Een verblijf in de ruimte heeft een impact op het hersenvocht van ruimtevaarders. “We konden voor het eerst kwantitatief aantonen dat de vochtkamers of ventrikels groter worden tijdens een verblijf in de ruimte”, zegt dr. Angelique Van Ombergen (UAntwerpen). “En maar goed ook, want gewichtloosheid veroorzaakt ongewild drukverhoging in bepaalde delen van het lichaam, en die moet opgevangen worden.”
Wetenschappers volgden elf Russische ruimtevaarders voor en kort na hun verblijf in de ruimte met een gemiddelde duur van zes maanden. De kosmonauten werden telkens onder de MRI-scanner gelegd. Ook zeven maanden na hun terugkeer werden ze nog een keer onderzocht. De onderzoekers focusten op de hersenen van de kosmonauten. Uit hun eerder onderzoek bleek reeds dat een verblijf in de ruimte een impact heeft op de grijze en witte stof in het menselijk brein. In een nieuwe paper, die verschijnt in het tijdschrift Proceedings of the National Academy of Sciences (PNAS), ligt de klemtoon op het hersenvocht, meer specifiek nog op de vochtkamers.
“Dat vocht ondersteunt onze hersenen en doet eigenlijk dienst als een soort interne bescherming”, vertelt dr. Angelique Van Ombergen, verbonden aan de Faculteit Geneeskunde en Gezondheidswetenschappen van de Universiteit Antwerpen. Daarnaast is het vocht ook belangrijk om voedingsstoffen naar de hersenen te brengen en om afvalstoffen af te voeren. Elke mens heeft vier zogenaamde vochtkamers of ventrikels, die met elkaar verbonden zijn. Lateraal heb je twee grotere kamers. De derde kamer is kleiner. De vierde ook, maar die ligt anatomisch anders en speelt in dit onderzoek niet echt een rol.”

Met het blote oog
Uit de kwantitatieve analyses van het hersenvocht blijkt dat de twee laterale ventrikels bij de ruimtevaarders met gemiddeld 13,3% toenamen, meteen na hun terugkeer uit de ruimte.
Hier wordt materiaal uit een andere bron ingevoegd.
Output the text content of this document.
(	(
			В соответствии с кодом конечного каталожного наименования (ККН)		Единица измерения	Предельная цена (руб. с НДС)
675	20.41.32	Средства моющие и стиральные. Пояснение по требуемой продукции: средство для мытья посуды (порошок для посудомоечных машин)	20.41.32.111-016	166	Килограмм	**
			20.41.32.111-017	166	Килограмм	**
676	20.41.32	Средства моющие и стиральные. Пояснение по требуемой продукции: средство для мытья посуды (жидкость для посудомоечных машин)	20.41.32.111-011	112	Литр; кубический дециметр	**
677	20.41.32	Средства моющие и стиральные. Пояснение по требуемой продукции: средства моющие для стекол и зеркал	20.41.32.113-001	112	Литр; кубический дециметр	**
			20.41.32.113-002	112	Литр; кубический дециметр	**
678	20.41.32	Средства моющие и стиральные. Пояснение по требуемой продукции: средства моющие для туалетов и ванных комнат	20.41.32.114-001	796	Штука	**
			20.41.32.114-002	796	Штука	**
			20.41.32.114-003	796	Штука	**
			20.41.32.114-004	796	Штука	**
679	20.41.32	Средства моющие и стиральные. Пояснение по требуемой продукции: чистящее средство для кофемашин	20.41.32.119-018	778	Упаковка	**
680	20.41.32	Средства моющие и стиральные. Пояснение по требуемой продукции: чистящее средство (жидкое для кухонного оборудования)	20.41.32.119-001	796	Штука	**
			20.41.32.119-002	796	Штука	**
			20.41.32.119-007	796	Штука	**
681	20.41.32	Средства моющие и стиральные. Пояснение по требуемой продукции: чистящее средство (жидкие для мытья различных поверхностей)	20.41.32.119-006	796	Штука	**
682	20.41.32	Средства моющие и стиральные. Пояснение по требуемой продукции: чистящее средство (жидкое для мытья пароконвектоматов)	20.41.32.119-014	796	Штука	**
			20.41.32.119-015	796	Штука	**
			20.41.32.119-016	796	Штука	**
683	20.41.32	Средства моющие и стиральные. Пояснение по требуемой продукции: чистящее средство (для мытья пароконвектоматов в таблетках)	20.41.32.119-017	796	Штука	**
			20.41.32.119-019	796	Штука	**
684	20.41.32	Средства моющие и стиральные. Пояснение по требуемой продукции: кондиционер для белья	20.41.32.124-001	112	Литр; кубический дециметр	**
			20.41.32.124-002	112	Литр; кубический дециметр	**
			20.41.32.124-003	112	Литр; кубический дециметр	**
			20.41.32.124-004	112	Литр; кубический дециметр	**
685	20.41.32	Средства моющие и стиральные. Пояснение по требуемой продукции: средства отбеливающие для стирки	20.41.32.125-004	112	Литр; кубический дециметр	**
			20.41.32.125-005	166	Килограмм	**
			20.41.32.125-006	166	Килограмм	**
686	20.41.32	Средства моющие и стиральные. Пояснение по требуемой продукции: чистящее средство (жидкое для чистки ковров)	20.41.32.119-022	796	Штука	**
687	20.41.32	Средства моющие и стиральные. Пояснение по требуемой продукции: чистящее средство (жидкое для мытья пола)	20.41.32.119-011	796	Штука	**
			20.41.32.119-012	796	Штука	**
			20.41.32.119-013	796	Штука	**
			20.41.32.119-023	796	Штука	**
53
Voor het derde ventrikel gaat het om een stijging van gemiddeld 10%. Van Ombergen: “Die toename is zo significant dat je ze zelfs met het blote oog kan waarnemen op de beelden van de hersenen, gemaakt met de MRI-scanner. Het is maar goed ook dat die vochtkamers groter worden, want in gewichtloze toestand stroomt er meer vloeistof naar het hoofd en door uit te zetten, vangen de vochtkamers die vloeistof op zodat er geen grote stijging van de druk in de hersenen optreedt.”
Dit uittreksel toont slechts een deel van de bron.